Talvez a última grande expedição, pois o objetivo não é só fugir da guerra, mas voltar fortalecido para lutá-la. Essas reflexões, sussurradas pela intuição, são frequentemente abaladas por pensamentos vacilantes, assim como o avião pelas fortes turbulências: o que acontecerá se isso ou aquilo der errado, o que estou fazendo da minha vida?

Vinte e oito horas depois, São Paulo, Salvador, Frankfurt e Milão para trás, entro no banheiro da casa do Roberto, no norte da Itália, e olho no espelho — tudo fica claro. Antes de partir várias dúvidas assombram a mente, a oportunidade é quase deixada para trás, perdida para sempre. Mas quando a decisão é tomada não existe arrependimento. Lembro mais uma vez das palavras de um viajante de longa data: quando nos abrimos para o universo, o universo se abre para nós. E aqui estou, na estrada, com casa, trabalho, comida, música, amigos e, em breve, minha amada.

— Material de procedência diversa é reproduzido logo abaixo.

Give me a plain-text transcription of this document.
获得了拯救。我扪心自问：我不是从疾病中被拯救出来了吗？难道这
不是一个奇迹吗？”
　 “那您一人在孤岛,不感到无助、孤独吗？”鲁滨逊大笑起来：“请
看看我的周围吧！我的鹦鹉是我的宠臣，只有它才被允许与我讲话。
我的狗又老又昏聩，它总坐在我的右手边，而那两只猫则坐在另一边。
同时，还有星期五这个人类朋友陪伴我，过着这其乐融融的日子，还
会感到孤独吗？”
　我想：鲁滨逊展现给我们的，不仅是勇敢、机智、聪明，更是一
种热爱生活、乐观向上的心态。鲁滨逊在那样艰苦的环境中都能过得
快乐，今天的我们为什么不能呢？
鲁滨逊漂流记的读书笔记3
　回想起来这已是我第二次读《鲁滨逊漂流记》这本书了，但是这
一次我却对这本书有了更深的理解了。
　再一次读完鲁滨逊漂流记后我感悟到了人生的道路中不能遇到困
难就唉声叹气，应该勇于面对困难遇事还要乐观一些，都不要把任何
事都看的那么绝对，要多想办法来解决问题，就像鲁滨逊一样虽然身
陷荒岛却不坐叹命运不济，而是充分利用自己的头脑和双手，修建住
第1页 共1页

A casa tem pôsteres de bandas de rock, metal e punk em quase todas as paredes e no teto. Uma cortina de plástico com estampa de folhas de maconha cobre parcialmente uma das janelas. Pelas mesinhas e cantos empoeirados estão montes de bugigangas das mais curiosas. O Roberto e o seu hóspede mexicano me recebem com sorrisos e um belo baseado de maconha orgânica, plantada pelo irmão do Roberto. Eu trago na mochila três garrafas de cachaça, abrimos uma e começamos a beber imediatamente. Toda a ansiedade se dissipa por completo: é bom demais estar em família.

Os dois se conheceram num hostel na Argentina e o Jimmy também veio trabalhar na lanchonete. Tem traços indígenas, é baixinho, troncudo, de olhar esperto. Destila um afiado senso de humor com uma risadinha sarcástica. Está ficando no sofá e eu dormirei no chão.

De manhã vamos ao trabalho, na lanchonete. Fica à beira do lago Maggiore e oferece sanduíche, salada, cerveja, café e sorvete aos banhistas. Meu trabalho é fazer um pouco de tudo, principalmente lavar alface, ralar cenoura, preparar cinco tipos diferentes de salada, limpar o chão. Ganho o dobro que ganhava em Sougia dois anos atrás e não tenho gastos com hospedagem ou comida. A não ser a janta, quando saímos juntos para comer pizza, massas ou delícias árabes num pequeno restaurante de imigrantes egípcios.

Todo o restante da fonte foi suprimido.